Polos were 3 1/2p when I was buying them with my pocket money.
No TV in the morning and only 3 channels. I remember when Breakfast Television launched and everyone was certain it would be the end of civilized society.
One rotary phone on the corner table in the lounge.
My mum having to start our (admittedly old in the 70s) Renault 4 with a crank handle that went into a hole in the front grill.
Going to university and using a card in the pay phone to call home, and having a great night out on 5pounds.
My mum physically having to get money from her bank during the week or you would just have no cash (only cheques! No credit cards!) for the weekend.
My dads stereo system which took up a whole wall of our lounge.
Spending hours making mix tapes with songs recorded from the radio.
I'm 50 with teen kids. Honestly don't feel that old - but seemingly I am...

ThroughThickAndThin01 · 28/01/2021 06:48

The only phone in the house was static in the hallway. No privacy for calls. Time was limited if you were making a call due to cost, parents would tell you to end the call. I cannot envisage a life now without texts and WhatsApp, I was born too early. 😀

Aroundtheworldin80moves · 28/01/2021 07:03

I was trying to explain the concept of penny sweets to my DD yesterday... Going along to the news agent, them counting out your sweets into a little paper bag after you had selected them. Actually costing a penny..
And all done by hand!

Lifeisbeautiful01 · 28/01/2021 07:16

All of the above but my eldest is at uni and it really struck me how life has changed when I started telling her about the one phone in each hall, the queue to use it and the notes we stuck to one another’s doors to say they’d had a call!

KatherineJaneway · 28/01/2021 07:21

Any personal calls had to be after 6pm as it was cheaper.

Remember being chastised over and over again on school as I didn't have neat handwriting, like it was something I could control. Thanks goodness I don't do that much anymore!
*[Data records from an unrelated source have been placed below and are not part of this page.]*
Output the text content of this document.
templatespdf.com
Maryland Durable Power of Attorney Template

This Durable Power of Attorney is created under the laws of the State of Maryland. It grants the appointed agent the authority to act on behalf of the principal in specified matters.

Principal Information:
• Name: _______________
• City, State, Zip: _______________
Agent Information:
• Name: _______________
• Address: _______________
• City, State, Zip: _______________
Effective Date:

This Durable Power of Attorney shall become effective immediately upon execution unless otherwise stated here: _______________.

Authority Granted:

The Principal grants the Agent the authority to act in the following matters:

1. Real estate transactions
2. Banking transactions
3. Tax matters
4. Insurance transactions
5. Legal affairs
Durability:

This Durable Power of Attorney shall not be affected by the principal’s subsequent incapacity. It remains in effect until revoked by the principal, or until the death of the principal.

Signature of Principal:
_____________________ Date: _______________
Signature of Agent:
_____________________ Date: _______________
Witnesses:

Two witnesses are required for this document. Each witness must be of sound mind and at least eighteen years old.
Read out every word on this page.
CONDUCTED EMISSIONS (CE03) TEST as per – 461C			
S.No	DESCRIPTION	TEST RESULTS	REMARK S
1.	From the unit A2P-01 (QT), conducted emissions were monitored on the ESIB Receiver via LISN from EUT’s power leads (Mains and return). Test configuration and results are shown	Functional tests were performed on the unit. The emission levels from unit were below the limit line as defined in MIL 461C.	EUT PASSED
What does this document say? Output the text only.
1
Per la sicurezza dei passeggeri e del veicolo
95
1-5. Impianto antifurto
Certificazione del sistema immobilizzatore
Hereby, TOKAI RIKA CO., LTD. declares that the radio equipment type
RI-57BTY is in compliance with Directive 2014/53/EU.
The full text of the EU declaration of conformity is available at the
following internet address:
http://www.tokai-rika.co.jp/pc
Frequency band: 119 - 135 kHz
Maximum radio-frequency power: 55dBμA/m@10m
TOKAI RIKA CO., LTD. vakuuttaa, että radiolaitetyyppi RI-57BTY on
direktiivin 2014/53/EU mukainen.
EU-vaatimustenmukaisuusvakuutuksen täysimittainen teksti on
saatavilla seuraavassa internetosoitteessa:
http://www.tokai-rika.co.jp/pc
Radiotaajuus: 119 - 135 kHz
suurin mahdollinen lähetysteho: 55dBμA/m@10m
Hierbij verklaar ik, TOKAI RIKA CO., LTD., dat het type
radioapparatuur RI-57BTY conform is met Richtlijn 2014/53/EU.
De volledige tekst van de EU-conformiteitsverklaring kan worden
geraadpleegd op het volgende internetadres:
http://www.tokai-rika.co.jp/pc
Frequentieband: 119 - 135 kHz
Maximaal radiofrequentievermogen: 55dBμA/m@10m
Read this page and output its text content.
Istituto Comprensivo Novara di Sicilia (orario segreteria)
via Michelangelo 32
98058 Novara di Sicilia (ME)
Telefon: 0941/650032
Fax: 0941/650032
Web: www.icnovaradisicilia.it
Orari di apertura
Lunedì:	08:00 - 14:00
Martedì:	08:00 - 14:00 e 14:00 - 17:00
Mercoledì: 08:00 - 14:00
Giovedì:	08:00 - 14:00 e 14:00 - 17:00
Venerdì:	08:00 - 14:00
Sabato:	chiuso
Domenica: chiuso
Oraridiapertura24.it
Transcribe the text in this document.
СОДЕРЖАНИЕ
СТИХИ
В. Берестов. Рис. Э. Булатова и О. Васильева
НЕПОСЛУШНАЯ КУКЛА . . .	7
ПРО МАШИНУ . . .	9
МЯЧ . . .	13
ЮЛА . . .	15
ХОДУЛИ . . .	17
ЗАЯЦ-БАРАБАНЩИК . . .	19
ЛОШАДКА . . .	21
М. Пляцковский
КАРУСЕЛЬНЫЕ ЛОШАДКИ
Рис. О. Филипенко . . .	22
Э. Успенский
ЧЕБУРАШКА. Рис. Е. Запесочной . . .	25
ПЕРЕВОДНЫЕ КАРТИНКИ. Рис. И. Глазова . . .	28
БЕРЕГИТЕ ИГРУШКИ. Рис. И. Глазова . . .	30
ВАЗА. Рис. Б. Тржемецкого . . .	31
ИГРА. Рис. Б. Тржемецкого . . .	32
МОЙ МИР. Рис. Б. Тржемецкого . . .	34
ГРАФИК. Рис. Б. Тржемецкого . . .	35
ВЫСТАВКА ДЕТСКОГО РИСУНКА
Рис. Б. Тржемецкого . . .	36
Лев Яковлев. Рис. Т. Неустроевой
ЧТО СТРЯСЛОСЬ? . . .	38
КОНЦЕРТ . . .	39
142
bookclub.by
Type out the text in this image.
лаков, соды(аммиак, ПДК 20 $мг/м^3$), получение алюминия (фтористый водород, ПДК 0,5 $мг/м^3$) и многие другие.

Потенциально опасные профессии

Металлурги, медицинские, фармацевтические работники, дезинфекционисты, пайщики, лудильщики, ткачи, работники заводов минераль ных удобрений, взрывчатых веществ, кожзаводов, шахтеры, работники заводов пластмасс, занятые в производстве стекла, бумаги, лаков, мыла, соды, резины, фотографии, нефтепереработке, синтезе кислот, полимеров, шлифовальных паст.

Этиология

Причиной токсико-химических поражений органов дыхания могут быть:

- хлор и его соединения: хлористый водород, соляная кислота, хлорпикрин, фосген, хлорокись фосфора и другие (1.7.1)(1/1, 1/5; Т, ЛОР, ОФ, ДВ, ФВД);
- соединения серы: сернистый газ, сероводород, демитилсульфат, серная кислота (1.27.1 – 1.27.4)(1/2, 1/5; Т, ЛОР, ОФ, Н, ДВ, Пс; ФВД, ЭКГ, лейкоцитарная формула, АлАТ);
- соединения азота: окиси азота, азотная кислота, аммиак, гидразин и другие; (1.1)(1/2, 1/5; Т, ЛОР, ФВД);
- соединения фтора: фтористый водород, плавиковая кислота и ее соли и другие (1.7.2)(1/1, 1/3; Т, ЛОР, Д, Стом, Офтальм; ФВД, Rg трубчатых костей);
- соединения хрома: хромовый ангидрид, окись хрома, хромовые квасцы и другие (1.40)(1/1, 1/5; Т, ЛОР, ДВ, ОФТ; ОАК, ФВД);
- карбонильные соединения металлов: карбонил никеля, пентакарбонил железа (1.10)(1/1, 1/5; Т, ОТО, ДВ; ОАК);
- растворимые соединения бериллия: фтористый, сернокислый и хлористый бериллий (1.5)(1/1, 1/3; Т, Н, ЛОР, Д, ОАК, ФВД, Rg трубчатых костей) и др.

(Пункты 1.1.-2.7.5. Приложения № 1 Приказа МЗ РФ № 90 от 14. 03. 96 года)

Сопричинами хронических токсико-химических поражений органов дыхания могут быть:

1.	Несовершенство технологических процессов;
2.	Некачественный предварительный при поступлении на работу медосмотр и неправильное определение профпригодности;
AllChange2021 · 28/01/2021 07:29

People smoking in the workplace! Someone at a desk near mine smoked and at the end of the day my clothes would smell of cigarette smoke.

PuddleglumtheMarshWiggle · 28/01/2021 07:34

I remember a lot of these. Log books for maths, crisps at 2p a bag.
Our first computer was a Sinclair ZX Spectrum which dad plugged into the TV. He told me that computers were the future and every job would need one. I didn't believe him.
Now my daughters can't believe it when I tell them that my first work computer had no mouse and no graphics. It was entirely menu driven. There was no internet and no email. If you wanted to send a message you wrote it on a memo slip and put it in the person's pigeonhole.

OccultGnuAsWell · 28/01/2021 07:35

Old money - I can still to this day calculate pounds shillings and pence and my inner voice occasionally chimes in in the supermarket "that's fifteen shillings for that little baguette and forty bob for half a dozen eggs".

My pocket money was thruppence a day to spend at the local sweet shop. Ages spend deliberating over the choices as you could get four sweets for a penny.